In the lowest-income third of the U.S. population, this traditional sequence of family formation and childbearing is now explicitly reversed. Women first have children and then seek to find or build a stable relationship that will eventually lead to marriage. Typically, low-income single mothers do not see marriage either as an important part of childrearing or as an important element of financial security or upward social mobility. Instead, marriage is seen as a symbolic event that should occur later in adult life.
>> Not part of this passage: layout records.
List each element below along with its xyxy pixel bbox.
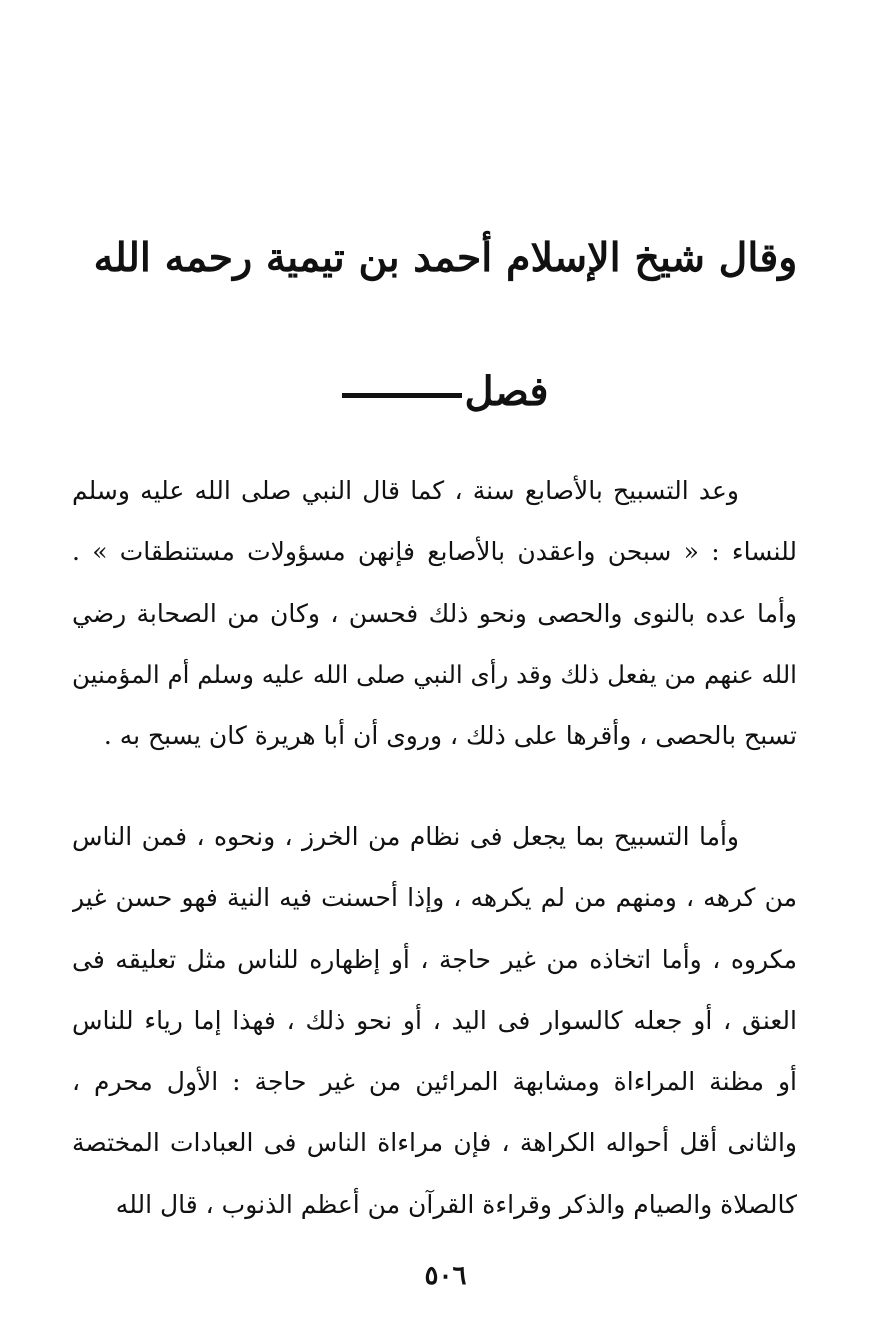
section-heading-text: فصل bbox=[464, 368, 549, 415]
paragraph-line: والثانى أقل أحواله الكراهة ، فإن مراءاة الناس فى العبادات المختصة bbox=[72, 1128, 797, 1158]
paragraph-1 bbox=[72, 460, 797, 766]
paragraph-line: وأما عده بالنوى والحصى ونحو ذلك فحسن ، وكان من الصحابة رضي bbox=[72, 598, 797, 628]
section-heading bbox=[0, 360, 891, 424]
paragraph-line: العنق ، أو جعله كالسوار فى اليد ، أو نحو ذلك ، فهذا إما رياء للناس bbox=[72, 1005, 797, 1035]
paragraph-line: أو مظنة المراءاة ومشابهة المرائين من غير حاجة : الأول محرم ، bbox=[72, 1067, 797, 1097]
paragraph-line: تسبح بالحصى ، وأقرها على ذلك ، وروى أن أبا هريرة كان يسبح به . bbox=[103, 721, 797, 751]
paragraph-line: وأما التسبيح بما يجعل فى نظام من الخرز ، ونحوه ، فمن الناس bbox=[72, 822, 739, 851]
heading-kashida-rule bbox=[342, 393, 462, 398]
paragraph-line: للنساء : « سبحن واعقدن بالأصابع فإنهن مسؤولات مستنطقات » . bbox=[72, 537, 797, 567]
page-title: وقال شيخ الإسلام أحمد بن تيمية رحمه الله bbox=[93, 235, 798, 281]
paragraph-2 bbox=[72, 806, 797, 1235]
paragraph-line: وعد التسبيح بالأصابع سنة ، كما قال النبي صلى الله عليه وسلم bbox=[72, 476, 739, 505]
paragraph-line: كالصلاة والصيام والذكر وقراءة القرآن من أعظم الذنوب ، قال الله bbox=[115, 1189, 797, 1219]
paragraph-line: الله عنهم من يفعل ذلك وقد رأى النبي صلى الله عليه وسلم أم المؤمنين bbox=[72, 659, 797, 689]
page-number: ٥٠٦ bbox=[424, 1261, 467, 1291]
paragraph-line: من كرهه ، ومنهم من لم يكرهه ، وإذا أحسنت فيه النية فهو حسن غير bbox=[72, 883, 797, 913]
paragraph-line: مكروه ، وأما اتخاذه من غير حاجة ، أو إظهاره للناس مثل تعليقه فى bbox=[72, 944, 797, 974]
Marriage is regarded as an important ceremony that will celebrate one’s eventual arrival in the middle class rather than as a vital pathway that leads upward to the attainment of middle-class status

My opinion is based on anecdotal evidence only, but I don't think this mentality is limited to the lower-class.  It's becoming increasingly adopted by young middle-class women up to about age 30.   Lower-income women describe having children as fulfilling, giving purpose to their lives and they may do so in lieu of not having many other opportunities.  But middle-class gals who do have opportunities seem to be latching onto having children as simply something else to do, some other experience to have.  I believe these Generation Y-ers are so steeped in the culture of the feminized society (post 60s sexual revolution) that they have no awareness of the value of a father in their child's life or a husband in their own life.